FOR IMMEDIATE RELEASE: Statement on Supreme Court Voting Rights Act Decision
Today, Tennessee Citizen Action was invited to stand with the NAACP Nashville Branch, the ACLU of TN, the Urban League of Middle Tennessee, and others in acknowleging that this week the Supreme Court delivered a devastating setback to civil rights in America. Our statement:
In the Court’s eyes, “things have changed dramatically” since the days of Jim Crow. So much so, they say, that Congress must fix the “outdated” formula for deciding which states are covered under Section 5 of the Voting Rights Act. We agree. Congress does have to fix the formula that determines which states and other jurisdictions must abide by the Voting Rights Act. In doing so, they must create a formula that puts every state in the Union under the Voting Rights Act.
And here’s why. Although there are no longer fire hoses and dogs, segregation laws and beatings in broad daylight, the voting rights of ALL Americans are under attack and in much more devious and sophisticated ways. We’ve certainly seen this first hand in Tennessee.

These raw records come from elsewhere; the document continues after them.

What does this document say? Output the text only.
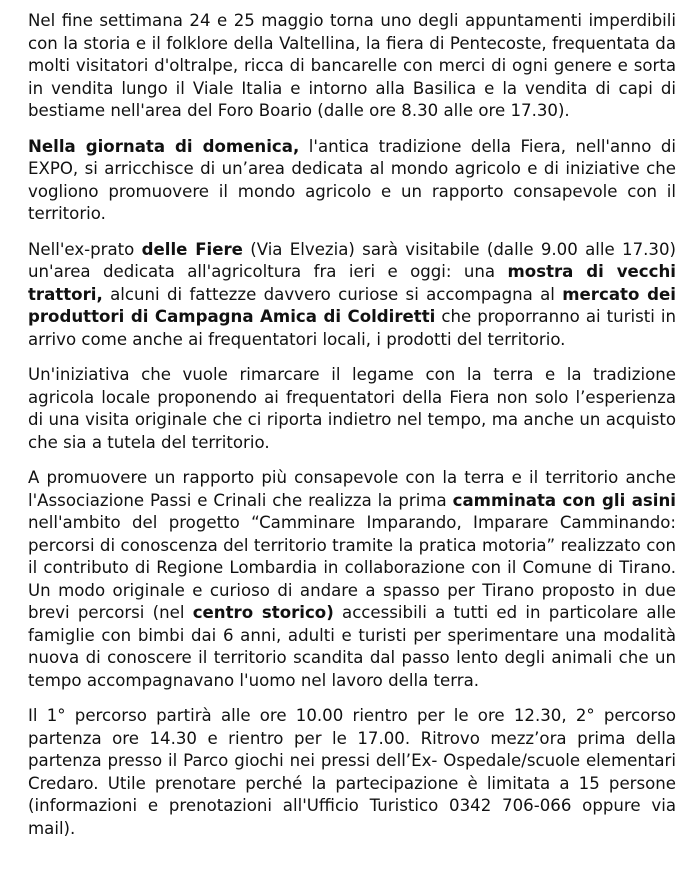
Nel fine settimana 24 e 25 maggio torna uno degli appuntamenti imperdibili con la storia e il folklore della Valtellina, la fiera di Pentecoste, frequentata da molti visitatori d'oltralpe, ricca di bancarelle con merci di ogni genere e sorta in vendita lungo il Viale Italia e intorno alla Basilica e la vendita di capi di bestiame nell'area del Foro Boario (dalle ore 8.30 alle ore 17.30).

Nella giornata di domenica, l'antica tradizione della Fiera, nell'anno di EXPO, si arricchisce di un’area dedicata al mondo agricolo e di iniziative che vogliono promuovere il mondo agricolo e un rapporto consapevole con il territorio.

Nell'ex-prato delle Fiere (Via Elvezia) sarà visitabile (dalle 9.00 alle 17.30) un'area dedicata all'agricoltura fra ieri e oggi: una mostra di vecchi trattori, alcuni di fattezze davvero curiose si accompagna al mercato dei produttori di Campagna Amica di Coldiretti che proporranno ai turisti in arrivo come anche ai frequentatori locali, i prodotti del territorio.

Un'iniziativa che vuole rimarcare il legame con la terra e la tradizione agricola locale proponendo ai frequentatori della Fiera non solo l’esperienza di una visita originale che ci riporta indietro nel tempo, ma anche un acquisto che sia a tutela del territorio.

A promuovere un rapporto più consapevole con la terra e il territorio anche l'Associazione Passi e Crinali che realizza la prima camminata con gli asini nell'ambito del progetto “Camminare Imparando, Imparare Camminando: percorsi di conoscenza del territorio tramite la pratica motoria” realizzato con il contributo di Regione Lombardia in collaborazione con il Comune di Tirano. Un modo originale e curioso di andare a spasso per Tirano proposto in due brevi percorsi (nel centro storico) accessibili a tutti ed in particolare alle famiglie con bimbi dai 6 anni, adulti e turisti per sperimentare una modalità nuova di conoscere il territorio scandita dal passo lento degli animali che un tempo accompagnavano l'uomo nel lavoro della terra.

Il 1° percorso partirà alle ore 10.00 rientro per le ore 12.30, 2° percorso partenza ore 14.30 e rientro per le 17.00. Ritrovo mezz’ora prima della partenza presso il Parco giochi nei pressi dell’Ex- Ospedale/scuole elementari Credaro. Utile prenotare perché la partecipazione è limitata a 15 persone (informazioni e prenotazioni all'Ufficio Turistico 0342 706-066 oppure via mail).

Enemies of voting rights have replaced the heavy-fisted attacks on the body and soul and discovered new ways in which to make it easier for some people to vote than others – and those “others” are almost always people of color and the economically disadvantaged.

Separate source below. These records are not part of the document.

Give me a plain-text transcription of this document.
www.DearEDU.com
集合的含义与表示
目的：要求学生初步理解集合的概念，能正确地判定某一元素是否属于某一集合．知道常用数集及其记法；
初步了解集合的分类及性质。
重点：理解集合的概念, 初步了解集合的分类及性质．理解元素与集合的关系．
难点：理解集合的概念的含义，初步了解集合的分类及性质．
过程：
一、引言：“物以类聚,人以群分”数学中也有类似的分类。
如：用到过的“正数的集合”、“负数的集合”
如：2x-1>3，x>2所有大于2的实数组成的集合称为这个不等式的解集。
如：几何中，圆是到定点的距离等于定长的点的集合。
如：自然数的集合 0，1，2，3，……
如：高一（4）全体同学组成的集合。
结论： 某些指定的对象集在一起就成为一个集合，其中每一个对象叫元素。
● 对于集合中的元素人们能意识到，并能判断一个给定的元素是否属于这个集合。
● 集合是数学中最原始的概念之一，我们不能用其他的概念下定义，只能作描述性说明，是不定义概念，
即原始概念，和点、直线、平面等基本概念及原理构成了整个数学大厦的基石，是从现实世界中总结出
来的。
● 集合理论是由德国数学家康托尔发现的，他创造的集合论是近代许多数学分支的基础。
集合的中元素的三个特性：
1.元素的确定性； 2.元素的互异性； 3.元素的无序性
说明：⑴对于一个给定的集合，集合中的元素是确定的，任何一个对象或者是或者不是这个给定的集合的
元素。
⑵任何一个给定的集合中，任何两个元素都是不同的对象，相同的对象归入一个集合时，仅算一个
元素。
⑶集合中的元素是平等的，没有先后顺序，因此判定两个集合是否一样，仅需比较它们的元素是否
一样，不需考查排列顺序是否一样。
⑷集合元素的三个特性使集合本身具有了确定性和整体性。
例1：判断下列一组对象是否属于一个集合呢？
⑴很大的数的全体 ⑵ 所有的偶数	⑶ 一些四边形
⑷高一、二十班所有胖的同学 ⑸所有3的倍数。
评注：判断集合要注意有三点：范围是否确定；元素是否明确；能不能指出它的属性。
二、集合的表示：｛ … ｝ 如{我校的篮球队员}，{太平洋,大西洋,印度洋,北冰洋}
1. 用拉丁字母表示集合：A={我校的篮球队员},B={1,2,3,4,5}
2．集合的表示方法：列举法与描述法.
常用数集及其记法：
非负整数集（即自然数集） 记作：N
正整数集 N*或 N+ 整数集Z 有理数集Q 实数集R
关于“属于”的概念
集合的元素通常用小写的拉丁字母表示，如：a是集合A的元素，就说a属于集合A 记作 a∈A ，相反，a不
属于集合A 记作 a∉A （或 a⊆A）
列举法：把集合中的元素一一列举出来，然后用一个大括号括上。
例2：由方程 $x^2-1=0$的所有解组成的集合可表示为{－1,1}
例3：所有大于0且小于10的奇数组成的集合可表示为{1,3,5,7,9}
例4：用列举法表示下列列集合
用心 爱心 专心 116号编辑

As we discussed during the debate on photo ID to vote, not everyone has the economic means to obtain the government issued photo ID required – they might not have a car to get to the Department of Safety, or the disposable income to track down and obtain a copy of the birth certificate they need to get the photo ID, or it may be that they just have the time off from work or the freedom from their employer to stand in line and wait for the documents necessary without losing an hour or two or three of the precious wages they need to make ends meet.
There is good news though – the court has given us, through our representatives in Congress, a way to fix this ruling. Congress can re-write the section of the Act the court invalidated to provide federal oversight of state laws that threaten free and fair elections that are accessible to all. It can be, and has been, done. The last time in 2006 when the Voting Rights Act was reauthorized with bipartisan legislation.
We call on Congress to have an adult conversation about voting rights – that includes the difficult topics of how racial and economic injustice affects voting rights – and then create national voting standards that keeps voting equal and accessible to everyone in all 50 states.
If not, then we must show our dissatisfaction and our strength at the ballot box.